Güncelleme Tarihi:
İstanbul 18. Ağır Ceza Mahkemesindeki duruşmada, tutuklu sanıklar Selçuk Kozağaçlı ve Baran Timtik ile 2'si başka suçtan tutuklu 10 tutuksuz sanık hazır bulundu. Duruşmaya, İspanya, İtalya, İsviçre ve Fransa’dan avukatlar da izleyici olarak katıldı.
Duruşmada, Yargıtay 16. Ceza Dairesinin İstanbul 37. Ağır Ceza Mahkemesince bazı sanıklar yönünden verilen hükmün bozulduğu bildirildi. İstanbul 37. Ağır Ceza Mahkemesinin Yargıtay tarafından 2 sanık yönünden bozulan dosyanın, bu dava ile birleştirilmesine ilişkin kararı da duruşmada okundu.
Dosyaları bu dava ile birleşen sanıklar Selçuk Kozağaçlı ve Baran Timtik savunma yaptı. Sanıklar savunmalarında, haklarındaki suçlamaları reddetti.
Savunmaların ardından görüşü sorulan cumhuriyet savcısı, iki sanığın tutukluluk hallerinin devamına karar verilmesini talep etti.
Ara kararını açıklayan mahkeme heyeti, sanıklar Selçuk Kozağaçlı ve Baran Timtik'in tutukluluk hallerinin devamına karar vererek, eksikliklerin giderilmesi amacıyla duruşmayı erteledi.
DAVANIN GEÇMİŞİ
İstanbul Cumhuriyet Başsavcılığınca hazırlanan iddianamede, sanık Selçuk Kozağaçlı'nın "terör örgütü yöneticisi olmak" ve "terör örgütü propagandası yapmak" suçlarından 16 yıl 6 aydan 30 yıla kadar hapisle cezalandırılması isteniyor. Diğer sanıkların da benzer suçlardan cezalandırılmaları talep ediliyor.
İstanbul 37. Ağır Ceza Mahkemesindeki DHKP/C'nin avukatlık yapılanması davasında yargılanan 18 sanıktan 14'ünün hapis cezaları Yargıtay tarafından onanırken, diğer sanıklar Barkın Timtik, Ebru Timtik, Selçuk Kozağaçlı ve Ezgi Çakır Gökten hakkındaki hükümler bozulmuştu.

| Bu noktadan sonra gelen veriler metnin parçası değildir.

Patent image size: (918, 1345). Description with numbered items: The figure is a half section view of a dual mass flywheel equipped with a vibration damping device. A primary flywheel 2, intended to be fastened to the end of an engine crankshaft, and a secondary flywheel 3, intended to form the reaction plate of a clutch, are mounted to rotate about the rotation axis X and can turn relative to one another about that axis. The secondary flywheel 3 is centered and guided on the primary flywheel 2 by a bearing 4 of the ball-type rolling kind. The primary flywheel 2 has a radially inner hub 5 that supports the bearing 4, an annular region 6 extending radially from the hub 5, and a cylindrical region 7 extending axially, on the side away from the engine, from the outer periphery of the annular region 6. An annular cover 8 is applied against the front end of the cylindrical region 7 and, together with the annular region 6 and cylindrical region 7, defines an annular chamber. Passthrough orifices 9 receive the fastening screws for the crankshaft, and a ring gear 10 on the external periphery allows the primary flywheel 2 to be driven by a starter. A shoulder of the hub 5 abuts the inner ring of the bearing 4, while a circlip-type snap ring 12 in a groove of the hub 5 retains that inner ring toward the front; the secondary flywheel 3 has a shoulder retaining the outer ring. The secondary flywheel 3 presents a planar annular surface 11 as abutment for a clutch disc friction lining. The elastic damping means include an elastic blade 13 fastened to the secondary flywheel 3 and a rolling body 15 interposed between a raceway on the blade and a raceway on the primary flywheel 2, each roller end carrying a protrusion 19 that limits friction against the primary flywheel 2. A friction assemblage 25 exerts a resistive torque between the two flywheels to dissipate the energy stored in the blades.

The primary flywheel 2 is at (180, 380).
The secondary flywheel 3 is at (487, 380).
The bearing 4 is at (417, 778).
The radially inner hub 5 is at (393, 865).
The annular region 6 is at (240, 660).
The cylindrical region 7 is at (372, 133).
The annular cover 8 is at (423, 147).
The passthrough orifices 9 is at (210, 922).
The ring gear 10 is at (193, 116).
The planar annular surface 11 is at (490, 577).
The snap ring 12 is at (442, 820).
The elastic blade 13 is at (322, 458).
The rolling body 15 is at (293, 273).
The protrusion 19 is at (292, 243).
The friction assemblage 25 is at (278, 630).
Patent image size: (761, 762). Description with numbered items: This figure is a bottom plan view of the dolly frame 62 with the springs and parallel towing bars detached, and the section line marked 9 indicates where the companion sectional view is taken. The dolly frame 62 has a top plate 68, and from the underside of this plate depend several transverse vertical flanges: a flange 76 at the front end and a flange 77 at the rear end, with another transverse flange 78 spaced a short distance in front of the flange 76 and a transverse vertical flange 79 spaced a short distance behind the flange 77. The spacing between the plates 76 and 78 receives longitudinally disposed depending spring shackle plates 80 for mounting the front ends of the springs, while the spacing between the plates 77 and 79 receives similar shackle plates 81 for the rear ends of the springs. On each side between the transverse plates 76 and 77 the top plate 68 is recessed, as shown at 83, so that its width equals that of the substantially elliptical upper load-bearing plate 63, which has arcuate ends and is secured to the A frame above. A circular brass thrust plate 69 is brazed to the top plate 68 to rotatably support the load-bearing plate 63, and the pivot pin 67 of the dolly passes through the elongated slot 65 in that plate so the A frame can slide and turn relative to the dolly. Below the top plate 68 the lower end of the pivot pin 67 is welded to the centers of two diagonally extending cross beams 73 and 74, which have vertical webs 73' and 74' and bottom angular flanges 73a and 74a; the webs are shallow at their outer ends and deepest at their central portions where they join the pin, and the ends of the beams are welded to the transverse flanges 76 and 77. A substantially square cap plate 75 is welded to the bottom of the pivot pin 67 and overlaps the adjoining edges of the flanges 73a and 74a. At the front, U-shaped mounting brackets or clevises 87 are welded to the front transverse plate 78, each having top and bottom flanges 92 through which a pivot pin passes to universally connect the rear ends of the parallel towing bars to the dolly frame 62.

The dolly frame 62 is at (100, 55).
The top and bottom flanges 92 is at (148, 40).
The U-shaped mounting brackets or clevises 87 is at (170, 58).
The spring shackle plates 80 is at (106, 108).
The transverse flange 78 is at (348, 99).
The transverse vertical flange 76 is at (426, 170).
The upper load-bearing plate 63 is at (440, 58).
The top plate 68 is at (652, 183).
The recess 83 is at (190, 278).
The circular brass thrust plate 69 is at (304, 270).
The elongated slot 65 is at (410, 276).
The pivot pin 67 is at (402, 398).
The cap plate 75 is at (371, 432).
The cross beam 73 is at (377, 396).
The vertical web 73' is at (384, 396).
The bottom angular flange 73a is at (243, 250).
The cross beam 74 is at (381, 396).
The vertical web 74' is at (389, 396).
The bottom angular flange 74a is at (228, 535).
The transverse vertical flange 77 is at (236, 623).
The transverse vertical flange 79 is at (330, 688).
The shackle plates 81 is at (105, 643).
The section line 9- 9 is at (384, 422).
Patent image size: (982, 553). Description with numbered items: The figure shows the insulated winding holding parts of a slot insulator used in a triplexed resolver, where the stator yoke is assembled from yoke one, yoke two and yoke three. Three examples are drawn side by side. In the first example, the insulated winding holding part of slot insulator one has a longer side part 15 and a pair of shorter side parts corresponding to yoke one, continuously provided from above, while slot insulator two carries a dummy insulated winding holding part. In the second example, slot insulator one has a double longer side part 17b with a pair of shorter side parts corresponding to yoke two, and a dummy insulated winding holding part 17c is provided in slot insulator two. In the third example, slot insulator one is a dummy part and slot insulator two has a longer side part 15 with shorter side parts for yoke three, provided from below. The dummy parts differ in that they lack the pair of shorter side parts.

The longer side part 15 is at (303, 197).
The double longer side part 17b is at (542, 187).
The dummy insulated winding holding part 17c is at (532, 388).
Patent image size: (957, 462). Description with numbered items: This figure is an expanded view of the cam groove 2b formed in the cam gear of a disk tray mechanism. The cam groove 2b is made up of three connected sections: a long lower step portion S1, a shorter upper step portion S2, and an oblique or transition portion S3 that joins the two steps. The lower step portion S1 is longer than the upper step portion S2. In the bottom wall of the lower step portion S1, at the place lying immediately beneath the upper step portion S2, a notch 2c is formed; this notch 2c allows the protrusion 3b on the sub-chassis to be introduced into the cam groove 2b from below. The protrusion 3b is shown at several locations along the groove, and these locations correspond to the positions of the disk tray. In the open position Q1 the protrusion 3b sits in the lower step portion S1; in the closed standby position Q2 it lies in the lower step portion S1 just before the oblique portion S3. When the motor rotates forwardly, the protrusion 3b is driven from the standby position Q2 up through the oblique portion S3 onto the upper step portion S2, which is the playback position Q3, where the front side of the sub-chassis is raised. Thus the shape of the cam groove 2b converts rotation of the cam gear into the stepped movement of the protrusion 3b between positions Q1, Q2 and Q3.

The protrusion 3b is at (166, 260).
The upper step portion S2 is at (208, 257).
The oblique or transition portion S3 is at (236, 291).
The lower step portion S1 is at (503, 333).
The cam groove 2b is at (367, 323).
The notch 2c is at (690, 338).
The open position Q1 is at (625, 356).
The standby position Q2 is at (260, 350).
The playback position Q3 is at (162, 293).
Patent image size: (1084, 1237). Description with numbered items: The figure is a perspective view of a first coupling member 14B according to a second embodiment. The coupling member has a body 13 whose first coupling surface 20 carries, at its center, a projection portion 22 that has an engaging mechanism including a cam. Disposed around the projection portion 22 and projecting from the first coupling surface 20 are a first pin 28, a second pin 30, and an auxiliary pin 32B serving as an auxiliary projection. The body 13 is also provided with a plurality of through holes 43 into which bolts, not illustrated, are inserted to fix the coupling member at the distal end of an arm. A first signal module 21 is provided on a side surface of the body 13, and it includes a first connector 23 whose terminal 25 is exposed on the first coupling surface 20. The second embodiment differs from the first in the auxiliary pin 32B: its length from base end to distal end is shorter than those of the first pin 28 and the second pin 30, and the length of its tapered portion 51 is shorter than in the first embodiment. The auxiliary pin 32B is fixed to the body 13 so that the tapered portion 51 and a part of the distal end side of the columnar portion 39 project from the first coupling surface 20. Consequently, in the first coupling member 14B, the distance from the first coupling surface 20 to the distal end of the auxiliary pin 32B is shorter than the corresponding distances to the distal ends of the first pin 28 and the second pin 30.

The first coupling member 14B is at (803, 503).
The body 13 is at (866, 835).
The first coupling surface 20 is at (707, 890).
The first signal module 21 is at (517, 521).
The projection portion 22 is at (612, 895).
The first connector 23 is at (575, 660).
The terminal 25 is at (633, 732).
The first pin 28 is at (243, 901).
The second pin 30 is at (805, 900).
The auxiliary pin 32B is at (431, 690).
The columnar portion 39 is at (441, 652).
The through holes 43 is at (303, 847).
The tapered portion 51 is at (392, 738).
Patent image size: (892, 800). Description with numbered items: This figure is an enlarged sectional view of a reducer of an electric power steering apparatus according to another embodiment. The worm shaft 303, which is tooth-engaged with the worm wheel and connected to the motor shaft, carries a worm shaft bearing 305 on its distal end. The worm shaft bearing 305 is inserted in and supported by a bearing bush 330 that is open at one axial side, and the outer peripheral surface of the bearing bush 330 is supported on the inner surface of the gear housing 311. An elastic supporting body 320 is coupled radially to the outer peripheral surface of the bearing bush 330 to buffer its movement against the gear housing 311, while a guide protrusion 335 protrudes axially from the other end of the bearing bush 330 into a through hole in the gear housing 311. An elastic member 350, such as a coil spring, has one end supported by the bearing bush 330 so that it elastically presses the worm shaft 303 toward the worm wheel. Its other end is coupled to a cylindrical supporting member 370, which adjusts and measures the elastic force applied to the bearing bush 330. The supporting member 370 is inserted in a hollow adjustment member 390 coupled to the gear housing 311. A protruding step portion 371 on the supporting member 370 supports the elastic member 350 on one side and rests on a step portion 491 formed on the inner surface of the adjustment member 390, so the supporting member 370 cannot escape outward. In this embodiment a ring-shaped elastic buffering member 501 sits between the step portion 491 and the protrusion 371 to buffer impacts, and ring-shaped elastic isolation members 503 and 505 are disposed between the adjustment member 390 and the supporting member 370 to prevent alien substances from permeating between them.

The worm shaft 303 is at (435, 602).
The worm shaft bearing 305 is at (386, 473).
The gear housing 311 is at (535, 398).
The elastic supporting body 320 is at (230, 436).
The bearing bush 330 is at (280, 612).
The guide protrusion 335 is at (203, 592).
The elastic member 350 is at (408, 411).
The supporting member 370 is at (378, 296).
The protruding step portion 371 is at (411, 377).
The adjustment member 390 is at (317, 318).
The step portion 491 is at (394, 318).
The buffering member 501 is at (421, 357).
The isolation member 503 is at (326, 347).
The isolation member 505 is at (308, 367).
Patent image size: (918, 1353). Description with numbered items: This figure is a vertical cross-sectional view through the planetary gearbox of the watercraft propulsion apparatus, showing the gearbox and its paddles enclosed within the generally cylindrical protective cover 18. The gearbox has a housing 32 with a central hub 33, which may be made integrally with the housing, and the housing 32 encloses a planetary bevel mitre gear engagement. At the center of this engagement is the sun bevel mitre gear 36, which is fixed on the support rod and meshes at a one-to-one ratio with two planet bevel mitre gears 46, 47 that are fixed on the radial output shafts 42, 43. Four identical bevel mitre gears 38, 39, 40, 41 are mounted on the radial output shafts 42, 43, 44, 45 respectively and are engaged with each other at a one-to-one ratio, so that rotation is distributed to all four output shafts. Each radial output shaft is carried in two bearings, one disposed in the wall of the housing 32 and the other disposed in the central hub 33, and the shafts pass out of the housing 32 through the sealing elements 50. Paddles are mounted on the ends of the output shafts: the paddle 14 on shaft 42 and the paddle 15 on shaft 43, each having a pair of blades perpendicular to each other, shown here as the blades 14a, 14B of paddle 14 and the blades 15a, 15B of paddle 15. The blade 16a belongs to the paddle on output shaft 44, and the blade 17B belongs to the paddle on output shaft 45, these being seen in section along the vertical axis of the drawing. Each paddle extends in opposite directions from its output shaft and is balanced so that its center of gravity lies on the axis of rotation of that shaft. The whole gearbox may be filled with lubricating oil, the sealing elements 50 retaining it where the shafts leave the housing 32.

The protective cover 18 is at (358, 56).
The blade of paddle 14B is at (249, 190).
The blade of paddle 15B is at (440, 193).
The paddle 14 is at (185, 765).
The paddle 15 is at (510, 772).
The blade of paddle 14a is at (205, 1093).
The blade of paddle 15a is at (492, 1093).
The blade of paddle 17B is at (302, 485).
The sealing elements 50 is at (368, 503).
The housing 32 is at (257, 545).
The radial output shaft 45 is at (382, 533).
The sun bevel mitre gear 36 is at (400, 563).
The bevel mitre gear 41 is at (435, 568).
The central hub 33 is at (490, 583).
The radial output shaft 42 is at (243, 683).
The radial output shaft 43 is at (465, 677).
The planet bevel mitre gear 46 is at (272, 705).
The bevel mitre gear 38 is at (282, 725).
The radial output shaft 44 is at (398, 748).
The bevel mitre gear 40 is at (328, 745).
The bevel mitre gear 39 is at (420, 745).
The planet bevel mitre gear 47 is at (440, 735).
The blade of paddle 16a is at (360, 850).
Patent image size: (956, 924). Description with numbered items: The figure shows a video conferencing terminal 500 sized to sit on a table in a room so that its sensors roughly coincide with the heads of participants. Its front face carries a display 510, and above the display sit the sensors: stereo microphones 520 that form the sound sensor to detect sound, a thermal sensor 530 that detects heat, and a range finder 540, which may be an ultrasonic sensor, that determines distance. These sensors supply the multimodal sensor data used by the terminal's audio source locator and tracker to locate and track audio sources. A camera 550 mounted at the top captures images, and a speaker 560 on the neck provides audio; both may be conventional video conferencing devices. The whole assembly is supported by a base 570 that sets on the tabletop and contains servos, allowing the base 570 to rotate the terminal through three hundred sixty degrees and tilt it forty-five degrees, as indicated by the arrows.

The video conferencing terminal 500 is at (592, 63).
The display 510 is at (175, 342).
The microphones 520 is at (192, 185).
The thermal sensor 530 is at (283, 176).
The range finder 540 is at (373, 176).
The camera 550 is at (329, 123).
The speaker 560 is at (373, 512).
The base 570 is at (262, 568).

Bozma kararında, "silahlı terör örgütü kurma ve yönetme" suçundan 18 yıl 9 ay hapis cezası verilen Barkın Timtik hakkında İstanbul 18. Ağır Ceza Mahkemesinde "silahlı terör örgütü üyeliği" suçundan açılan başka bir dava daha olduğu, bunların birleştirilerek delillerin bir arada değerlendirilmesi ve sonucuna göre karar verilmesi gerektiği anlatılmıştı.
Selçuk Kozağaçlı hakkında da İstanbul 18. Ağır Ceza Mahkemesinde "silahlı terör örgütü yönetmek" suçundan dava bulunduğu kaydedilen kararda, "Her 2 davanın birleştirilip sanığın eyleminin terör örgütünü yönetmek vasfını taşıyıp taşımadığı, eylemler arasında fiili ve hukuki kesinti bulunup bulunmadığı saptandıktan sonra sanığın hukuki durumunun tayininde zorunluluk bulunması bozmayı gerektirmiştir." ifadesi yer almıştı.
Kararda, "silahlı terör örgütü üyeliği" suçundan ceza alan sanık Ezgi Çakır Gökten'in eylemlerinin "örgüte yardım" suçunu oluşturduğu gözetilmeden suç vasfında hata yapılmasının bozma nedeni sayıldığı ifade edilmişti. Yargıtay 16. Ceza Dairesinin kararında, cezaevinde yaptığı açlık grevi sırasında hayatını kaybeden Ebru Timtik'in ölümüne ilişkin nüfus kaydının araştırılarak sonucuna göre karar verilmesi gerektiği bildirilmişti.
İstanbul 37. Ağır Ceza Mahkemesi de Yargıtay'ın kararı doğrultusunda 2 sanığın dosyasını İstanbul 18. Ağır Ceza Mahkemesine göndermişti.